Source code for pathsim.blocks.differentiator

#########################################################################################
##
##                               DIFFERENTIATOR BLOCK 
##                            (blocks/differentiator.py)
##
##                                Milan Rother 2024
##
#########################################################################################

# IMPORTS ===============================================================================

import numpy as np

from ._block import Block


# BLOCKS ================================================================================



class Differentiator(Block):
    """Differentiates the input signal (SISO) using a first order transfer function 
    with a pole at the origin which implements a high pass filter. 

        H_diff(s) = s / (1 + s/f_max)

    The approximation holds for signals up to a frequency of approximately f_max.

    Notes
    -----
    Depending on 'f_max', the resulting system might become stiff or ill conditioned!
    As a practical choice set f_max to 3x the highest expected signal frequency.
    
    Parameters
    ----------
    f_max : float
        highest expected signal frequency
    """

    def __init__(self, f_max=1e2):
        super().__init__()

        #maximum frequency for differentiator approximation
        self.f_max = f_max


    def __len__(self):
        return 1 if self._active else 0




    def set_solver(self, Solver, **solver_args):
        """set the internal numerical integrator

        Parameters
        ----------
        Solver : Solver
            numerical integration solver class
        solver_args : dict
            parameters for solver initialization
        """

        #change solver if already initialized
        if self.engine is not None:
            self.engine = Solver.cast(self.engine, **solver_args)
            return #quit early

        #initialize the numerical integration engine with kernel
        def _f(x, u, t): return - self.f_max * (x - u) 
        def _jac(x, u, t): return - self.f_max
        self.engine = Solver(0.0, _f, _jac, **solver_args)





    def update(self, t):
        """update system equation fixed point loop

        Parameters
        ----------
        t : float
            evaluation time

        Returns
        -------
        error : float
            relative error to previous iteration for convergence control
        """
        prev_output = self.outputs[0]
        self.outputs[0] = -self.f_max * (self.engine.get() - self.inputs[0])
        return abs(prev_output - self.outputs[0])

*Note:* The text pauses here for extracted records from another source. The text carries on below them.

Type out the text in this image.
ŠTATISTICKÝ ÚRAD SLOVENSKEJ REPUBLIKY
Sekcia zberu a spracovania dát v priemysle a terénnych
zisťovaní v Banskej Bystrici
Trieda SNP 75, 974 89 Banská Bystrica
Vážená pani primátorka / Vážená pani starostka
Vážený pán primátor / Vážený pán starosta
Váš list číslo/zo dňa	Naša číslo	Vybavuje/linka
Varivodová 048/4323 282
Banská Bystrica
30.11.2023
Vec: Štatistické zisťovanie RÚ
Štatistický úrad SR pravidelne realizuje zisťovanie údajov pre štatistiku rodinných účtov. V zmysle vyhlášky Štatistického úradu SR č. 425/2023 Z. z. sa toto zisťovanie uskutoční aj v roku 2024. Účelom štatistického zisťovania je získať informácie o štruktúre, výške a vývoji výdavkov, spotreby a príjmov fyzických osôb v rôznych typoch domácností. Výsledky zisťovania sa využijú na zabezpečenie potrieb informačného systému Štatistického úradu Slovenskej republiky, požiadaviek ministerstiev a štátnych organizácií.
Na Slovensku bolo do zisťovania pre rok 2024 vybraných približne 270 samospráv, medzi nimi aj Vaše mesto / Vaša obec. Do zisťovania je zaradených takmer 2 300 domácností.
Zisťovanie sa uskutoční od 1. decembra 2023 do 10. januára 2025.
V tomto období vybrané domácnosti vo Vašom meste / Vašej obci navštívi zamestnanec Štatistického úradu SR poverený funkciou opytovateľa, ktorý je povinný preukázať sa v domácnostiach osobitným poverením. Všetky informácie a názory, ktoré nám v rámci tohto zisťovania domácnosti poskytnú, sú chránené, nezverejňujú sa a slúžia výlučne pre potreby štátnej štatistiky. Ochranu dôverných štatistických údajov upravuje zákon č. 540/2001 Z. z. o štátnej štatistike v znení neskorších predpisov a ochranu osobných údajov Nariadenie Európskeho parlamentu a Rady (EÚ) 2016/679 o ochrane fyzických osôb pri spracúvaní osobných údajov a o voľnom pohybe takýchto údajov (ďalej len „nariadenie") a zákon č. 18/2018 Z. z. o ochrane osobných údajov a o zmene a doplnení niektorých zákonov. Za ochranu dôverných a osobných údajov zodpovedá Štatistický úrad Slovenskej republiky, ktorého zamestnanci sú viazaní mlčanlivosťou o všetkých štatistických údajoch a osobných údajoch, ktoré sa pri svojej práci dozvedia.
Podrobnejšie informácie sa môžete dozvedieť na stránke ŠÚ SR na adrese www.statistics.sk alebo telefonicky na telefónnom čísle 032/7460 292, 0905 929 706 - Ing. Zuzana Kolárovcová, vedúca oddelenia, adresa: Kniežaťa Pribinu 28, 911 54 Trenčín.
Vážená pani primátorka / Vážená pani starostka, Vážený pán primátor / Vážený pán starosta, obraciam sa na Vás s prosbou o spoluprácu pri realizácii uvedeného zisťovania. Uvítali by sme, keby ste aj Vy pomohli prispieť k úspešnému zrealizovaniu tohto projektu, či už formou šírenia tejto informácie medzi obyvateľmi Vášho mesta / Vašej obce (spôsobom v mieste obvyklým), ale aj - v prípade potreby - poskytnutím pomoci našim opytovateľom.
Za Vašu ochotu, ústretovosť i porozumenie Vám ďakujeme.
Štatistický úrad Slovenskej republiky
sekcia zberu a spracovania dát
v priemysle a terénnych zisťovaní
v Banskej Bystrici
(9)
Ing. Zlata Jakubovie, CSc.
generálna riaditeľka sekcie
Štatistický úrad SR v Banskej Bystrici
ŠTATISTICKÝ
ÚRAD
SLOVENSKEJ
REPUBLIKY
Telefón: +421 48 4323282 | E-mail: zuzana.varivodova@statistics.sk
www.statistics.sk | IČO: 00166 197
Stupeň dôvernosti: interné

    def solve(self, t, dt):
        """advance solution of implicit update equation

        Parameters
        ----------
        t : float
            evaluation time
        dt : float
            integration timestep

        Returns
        ------- 
        error : float
            solver residual norm
        """
        return self.engine.solve(self.inputs[0], t, dt)





    def step(self, t, dt):
        """compute update step with integration engine
        
        Parameters
        ----------
        t : float
            evaluation time
        dt : float
            integration timestep
    
        Returns
        ------- 
        success : bool
            step was successful
        error : float
            local truncation error from adaptive integrators
        scale : float
            timestep rescale from adaptive integrators
        """
        return self.engine.step(self.inputs[0], t, dt)